Some verified Twitter accounts are not able to post tweets right now. The company says it is working to investigate and fix a major vulnerability that saw celebrities including Jeff Bezos, Warren Buffett, Bill Gates, Elon Musk, Kanye West, and MrBeast of YouTube fame post bogus offers to give back double whatever Bitcoin deposit their followers put in.

The scam tweets started appearing around 1 p.m. PDT this afternoon. The messages are generally formatted to include a greeting or a gesture of generosity (some of them mention a partnership with CryptoForHealth, a website that looks to have been purpose-made for the operation and has since gone offline, but is available from the Internet Archive), then the offer to double any given Bitcoin deposit, followed by a BTC address — most of them contained the same one before a few other addresses were mixed in.

Reporters have logged 17 affected targets which include brands such as Apple and Cash App, politicians Barack Obama and Joe Biden, and cryptocurrency accounts Bitcoin and Coinbase. Most of the tweets have since been swept off the site.

The primary Bitcoin address involved in the debacle, which also appears to have been set up today, has logged over 350 transactions with a net gain of over $118,000 as of press time.

Twitter Support acknowledged the issue at 2:45 p.m. before implementing a widespread lockdown on tweets (but not retweets) and password resets for verified accounts sometime after 3 p.m. Accounts have since started to regain those capabilities. A Twitter spokesperson told TechCrunch that it is "looking into" the problem.

Initial findings

Twitter has released initial findings in its investigation into the breach. The company has confirmed what many within security research circles have been speculating: malicious actors were able to take advantage of Twitter employees with access to internal management tools that allowed them to post those tweets.

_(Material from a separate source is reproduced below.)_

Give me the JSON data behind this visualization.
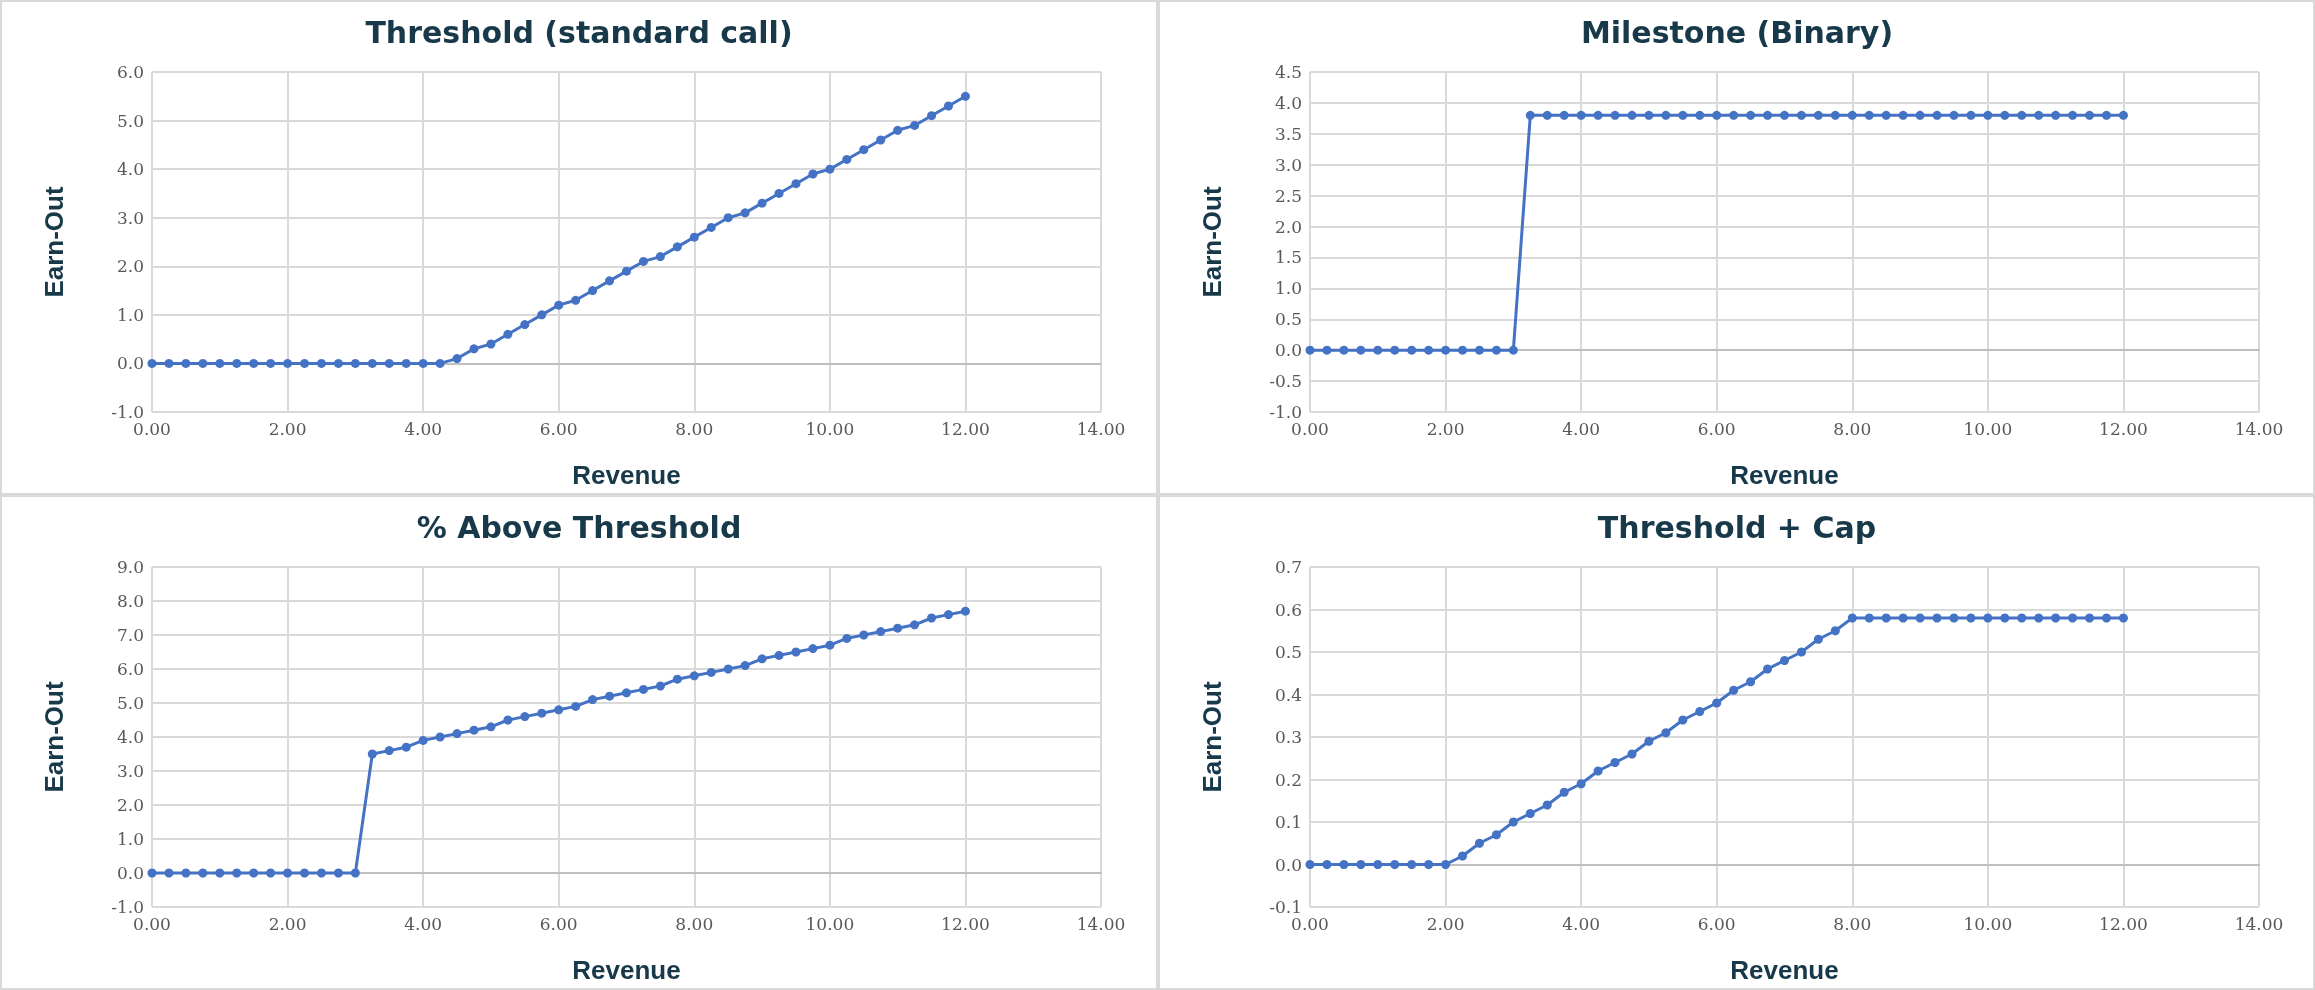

The company said it has deleted all posts made by the attackers and is working to authenticate owners of compromised accounts so that they can get can access back. Twitter has also reduced access to those high-levels within its command structure. More information is to come.

The numbers

The company reported on Saturday in its blog that 130 accounts that it knows of were affected by the attacks — 45 of them were accessed through a password reset. Some were verified, others were not. Eight non-verified accounts had their account data downloaded via the Your Twitter Data tool.

There may have been some attempts to sell some of the compromised usernames. Forensic analysis on the data trail continues.

Reuters reports from its sources that the FBI is looking into the incident.